The Worker was one of ten applicants interviewed for four positions to be filled at that time. Following the publication of the results of the competition, the Worker did request feedback.
The parties confirmed that the Employer has a dispute resolution procedure that allows for the handling of all grievances at local level in the first instance.
In respect of recruitment and promotion process, SIPTU confirmed that it did not know whether the Employer has an internal appeal process in place. In that regard, the Employer informed that feedback is given to staff upon request. If a staff member is unsatisfied with the result, he/she can refer the matter to Central HR for further clarification.

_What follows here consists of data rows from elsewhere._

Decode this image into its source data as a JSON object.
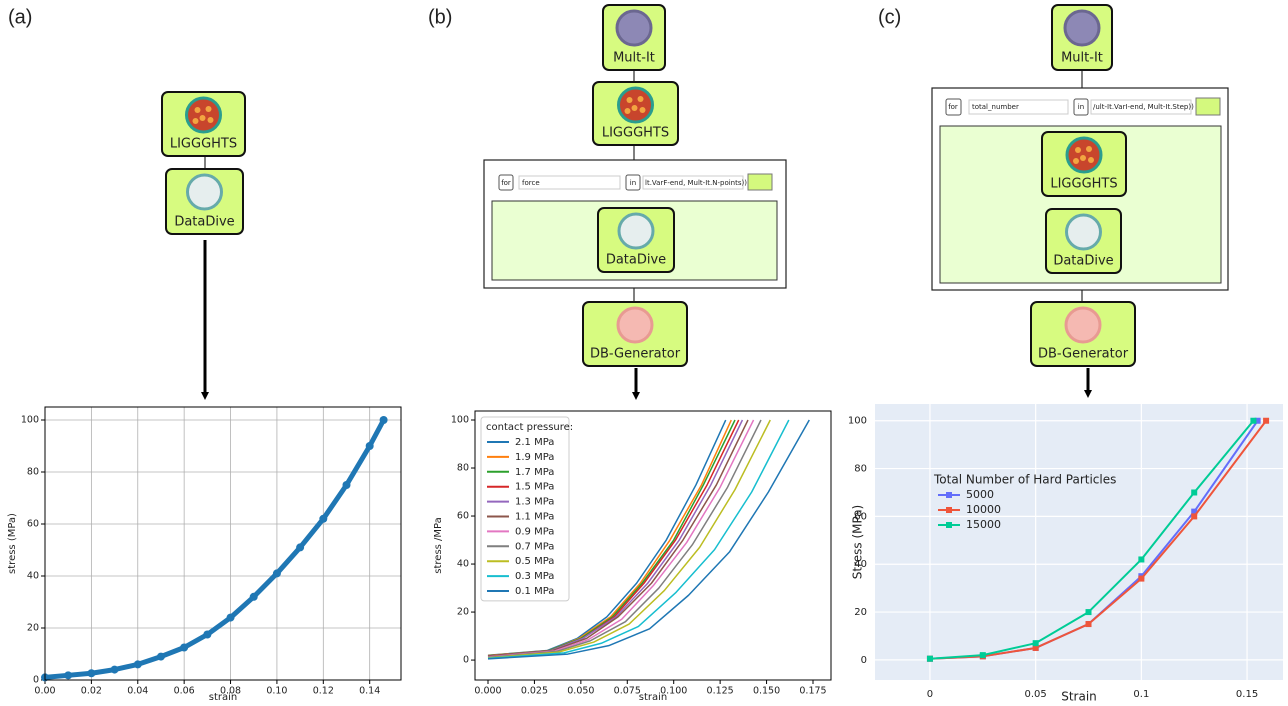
{
  "panels": [
    {
      "label": "(a)",
      "nodes": [
        "LIGGGHTS",
        "DataDive"
      ]
    },
    {
      "label": "(b)",
      "nodes": [
        "Mult-It",
        "LIGGGHTS",
        "DataDive",
        "DB-Generator"
      ],
      "loop": {
        "keyword": "for",
        "variable": "force",
        "in": "in",
        "iterable": "lt.VarF-end, Mult-It.N-points))"
      }
    },
    {
      "label": "(c)",
      "nodes": [
        "Mult-It",
        "LIGGGHTS",
        "DataDive",
        "DB-Generator"
      ],
      "loop": {
        "keyword": "for",
        "variable": "total_number",
        "in": "in",
        "iterable": "/ult-It.VarI-end, Mult-It.Step))"
      }
    }
  ],
  "chart_data": [
    {
      "type": "line",
      "markers": true,
      "grid": true,
      "color": "#1f77b4",
      "x_label": "strain",
      "y_label": "stress (MPa)",
      "x": [
        0,
        0.01,
        0.02,
        0.03,
        0.04,
        0.05,
        0.06,
        0.07,
        0.08,
        0.09,
        0.1,
        0.11,
        0.12,
        0.13,
        0.14,
        0.146
      ],
      "values": [
        1,
        1.8,
        2.6,
        4,
        6,
        9,
        12.5,
        17.5,
        24,
        32,
        41,
        51,
        62,
        75,
        90,
        100
      ],
      "xlim": [
        0,
        0.1535
      ],
      "ylim": [
        0,
        105
      ],
      "xticks": [
        {
          "value": 0,
          "label": "0.00"
        },
        {
          "value": 0.02,
          "label": "0.02"
        },
        {
          "value": 0.04,
          "label": "0.04"
        },
        {
          "value": 0.06,
          "label": "0.06"
        },
        {
          "value": 0.08,
          "label": "0.08"
        },
        {
          "value": 0.1,
          "label": "0.10"
        },
        {
          "value": 0.12,
          "label": "0.12"
        },
        {
          "value": 0.14,
          "label": "0.14"
        }
      ],
      "yticks": [
        0,
        20,
        40,
        60,
        80,
        100
      ]
    },
    {
      "type": "line",
      "markers": false,
      "grid": false,
      "legend": "upper left",
      "legend_title": "contact pressure:",
      "x_label": "strain",
      "y_label": "stress /MPa",
      "xlim": [
        -0.007,
        0.1847
      ],
      "ylim": [
        -8.3,
        103.75
      ],
      "xticks": [
        {
          "value": 0,
          "label": "0.000"
        },
        {
          "value": 0.025,
          "label": "0.025"
        },
        {
          "value": 0.05,
          "label": "0.050"
        },
        {
          "value": 0.075,
          "label": "0.075"
        },
        {
          "value": 0.1,
          "label": "0.100"
        },
        {
          "value": 0.125,
          "label": "0.125"
        },
        {
          "value": 0.15,
          "label": "0.150"
        },
        {
          "value": 0.175,
          "label": "0.175"
        }
      ],
      "yticks": [
        0,
        20,
        40,
        60,
        80,
        100
      ],
      "series": [
        {
          "name": "2.1 MPa",
          "color": "#1f77b4",
          "x": [
            0,
            0.032,
            0.048,
            0.064,
            0.08,
            0.096,
            0.112,
            0.128
          ],
          "values": [
            2,
            4,
            9,
            18,
            32,
            50,
            73,
            100
          ]
        },
        {
          "name": "1.9 MPa",
          "color": "#ff7f0e",
          "x": [
            0,
            0.033,
            0.049,
            0.066,
            0.082,
            0.098,
            0.115,
            0.131
          ],
          "values": [
            1.9,
            4,
            9,
            18,
            32,
            50,
            73,
            100
          ]
        },
        {
          "name": "1.7 MPa",
          "color": "#2ca02c",
          "x": [
            0,
            0.033,
            0.05,
            0.067,
            0.083,
            0.1,
            0.116,
            0.133
          ],
          "values": [
            1.8,
            4,
            9,
            18,
            32,
            50,
            73,
            100
          ]
        },
        {
          "name": "1.5 MPa",
          "color": "#d62728",
          "x": [
            0,
            0.034,
            0.051,
            0.068,
            0.084,
            0.101,
            0.118,
            0.135
          ],
          "values": [
            1.7,
            4,
            9,
            18,
            32,
            50,
            73,
            100
          ]
        },
        {
          "name": "1.3 MPa",
          "color": "#9467bd",
          "x": [
            0,
            0.034,
            0.051,
            0.069,
            0.086,
            0.103,
            0.12,
            0.137
          ],
          "values": [
            1.6,
            4,
            9,
            18,
            32,
            50,
            73,
            100
          ]
        },
        {
          "name": "1.1 MPa",
          "color": "#8c564b",
          "x": [
            0,
            0.035,
            0.053,
            0.07,
            0.088,
            0.105,
            0.123,
            0.14
          ],
          "values": [
            1.5,
            4,
            9,
            18,
            32,
            50,
            73,
            100
          ]
        },
        {
          "name": "0.9 MPa",
          "color": "#e377c2",
          "x": [
            0,
            0.036,
            0.054,
            0.072,
            0.089,
            0.107,
            0.125,
            0.143
          ],
          "values": [
            1.3,
            3.8,
            8.5,
            17,
            31,
            49,
            72,
            100
          ]
        },
        {
          "name": "0.7 MPa",
          "color": "#7f7f7f",
          "x": [
            0,
            0.037,
            0.055,
            0.074,
            0.092,
            0.11,
            0.129,
            0.147
          ],
          "values": [
            1.1,
            3.6,
            8,
            16,
            30,
            48,
            72,
            100
          ]
        },
        {
          "name": "0.5 MPa",
          "color": "#bcbd22",
          "x": [
            0,
            0.038,
            0.057,
            0.076,
            0.095,
            0.114,
            0.133,
            0.152
          ],
          "values": [
            0.9,
            3.3,
            7.5,
            15,
            29,
            47,
            71,
            100
          ]
        },
        {
          "name": "0.3 MPa",
          "color": "#17becf",
          "x": [
            0,
            0.041,
            0.061,
            0.081,
            0.101,
            0.122,
            0.142,
            0.162
          ],
          "values": [
            0.7,
            3,
            7,
            14,
            28,
            46,
            70,
            100
          ]
        },
        {
          "name": "0.1 MPa",
          "color": "#1f77b4",
          "x": [
            0,
            0.043,
            0.065,
            0.087,
            0.108,
            0.13,
            0.151,
            0.173
          ],
          "values": [
            0.5,
            2.5,
            6,
            13,
            27,
            45,
            70,
            100
          ]
        }
      ]
    },
    {
      "type": "line",
      "markers": true,
      "grid": true,
      "legend": "center left",
      "legend_title": "Total Number of Hard Particles",
      "x_label": "Strain",
      "y_label": "Stress (MPa)",
      "xlim": [
        -0.026,
        0.167
      ],
      "ylim": [
        -8.4,
        107
      ],
      "xticks": [
        0,
        0.05,
        0.1,
        0.15
      ],
      "yticks": [
        0,
        20,
        40,
        60,
        80,
        100
      ],
      "series": [
        {
          "name": "5000",
          "color": "#636efa",
          "x": [
            0,
            0.025,
            0.05,
            0.075,
            0.1,
            0.125,
            0.155
          ],
          "values": [
            0.5,
            1.5,
            5,
            15,
            35,
            62,
            100
          ]
        },
        {
          "name": "10000",
          "color": "#ef553b",
          "x": [
            0,
            0.025,
            0.05,
            0.075,
            0.1,
            0.125,
            0.159
          ],
          "values": [
            0.5,
            1.5,
            5,
            15,
            34,
            60,
            100
          ]
        },
        {
          "name": "15000",
          "color": "#00cc96",
          "x": [
            0,
            0.025,
            0.05,
            0.075,
            0.1,
            0.125,
            0.153
          ],
          "values": [
            0.5,
            2,
            7,
            20,
            42,
            70,
            100
          ]
        }
      ]
    }
  ]
}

SIPTU confirmed that the Worker did not invoke either the grievance procedure or the appeal procedure in respect of his unsuccessful promotion.
In Geoghegan T/A Taps v a Worker INT 1014 the Labour Court held that “The Court is not prepared to insert itself into the procedural process in a situation where the dispute procedures have been bypassed.” It is well established by the Workplace Relations Commission and the Labour Court that they do not intervene in a dispute under Section 13 of the Industrial Relations Act 1969 until all internal grievance procedures have been fully exhausted. This has clearly not happened in the circumstances of the present dispute.
Recommendation: (strictly pertaining only to the facts of this Dispute):
Section 13 of the Industrial Relations Acts, 1969 requires that I make a recommendation in relation to the dispute.
Having considered the submissions of both parties to this dispute I do not recommend in favour of the Worker.